果たして「松坂世代」の復活はなるか トミー・ジョン手術からの再起を目指す男たち

「松坂世代」の優秀さを表す要素

 では、肘が壊れる理由は何なのか。例えば松坂は、精密検査を受けた結果として靱帯が「損傷」ではなく「断裂」であることが判明し、医師から「手術しなければ復帰できない」と告げられているが、藤川は勤続疲労が原因の1つだと分析する。

「要素があるのかもしれないですよね。アメリカでもトミー・ジョンをしている世代は、そこそこのボールを投げるピッチャーしかならない。僕たちの世代は使い古したという感じになる」

 日本の野球界を席巻した「松坂世代」は、プロ入り後もチームの主力として活躍してきた選手ばかりだ。和田はソフトバンクのエースとして、藤川は阪神の絶対的な守護神として君臨していた。松坂を含め、誰もが責任を持ってマウンドを守り続けてきた。その負担が肘にかかり、たまり続けたものが一気に出てしまったとしても不思議ではない。

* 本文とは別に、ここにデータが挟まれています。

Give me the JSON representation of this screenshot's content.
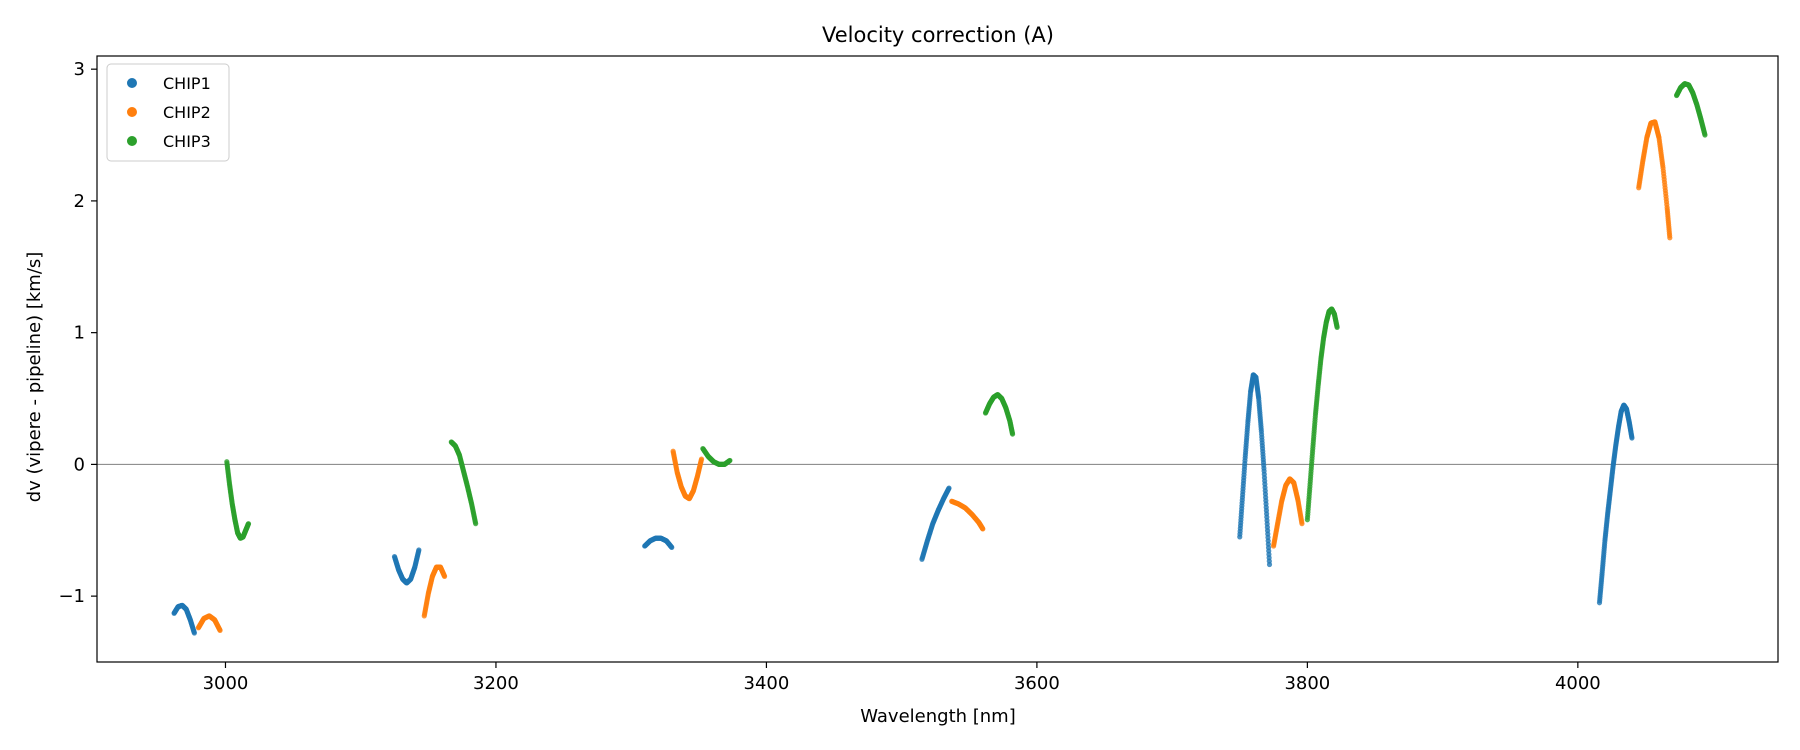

 米国では、スティーブン・ストラスバーグ(ナショナルズ)、マット・ハービー(メッツ)といった25歳以下の若い選手もトミー・ジョン手術を経験している。この2人はいずれも速球派として知られており、投球フォームに靱帯が耐えられなかったとも考えられる。つまり、靱帯を傷つける原因は決して“投球過多”だけではないわけだが、「松坂世代」が30歳を過ぎて次々と肘を壊していることについては、やはり共通の原因があるように思える。藤川は、むしろ肘の故障で片付いていることは「松坂世代」の優秀さを表す1つの要素だとすら考えている。

「その手術で済むというのは、フォームがいいんじゃないですか。復帰確率の高い故障で、例えば肩とかヘルニアとか、そういうのではなくて、トミー・ジョン手術だということは幸運なのか、もしくは、自分たちのフォームがそれなりに自然な形で、無理のないフォームなのかもしれない」

 藤川からすれば、それは「松坂世代」の誇りと言えるのかもしれない。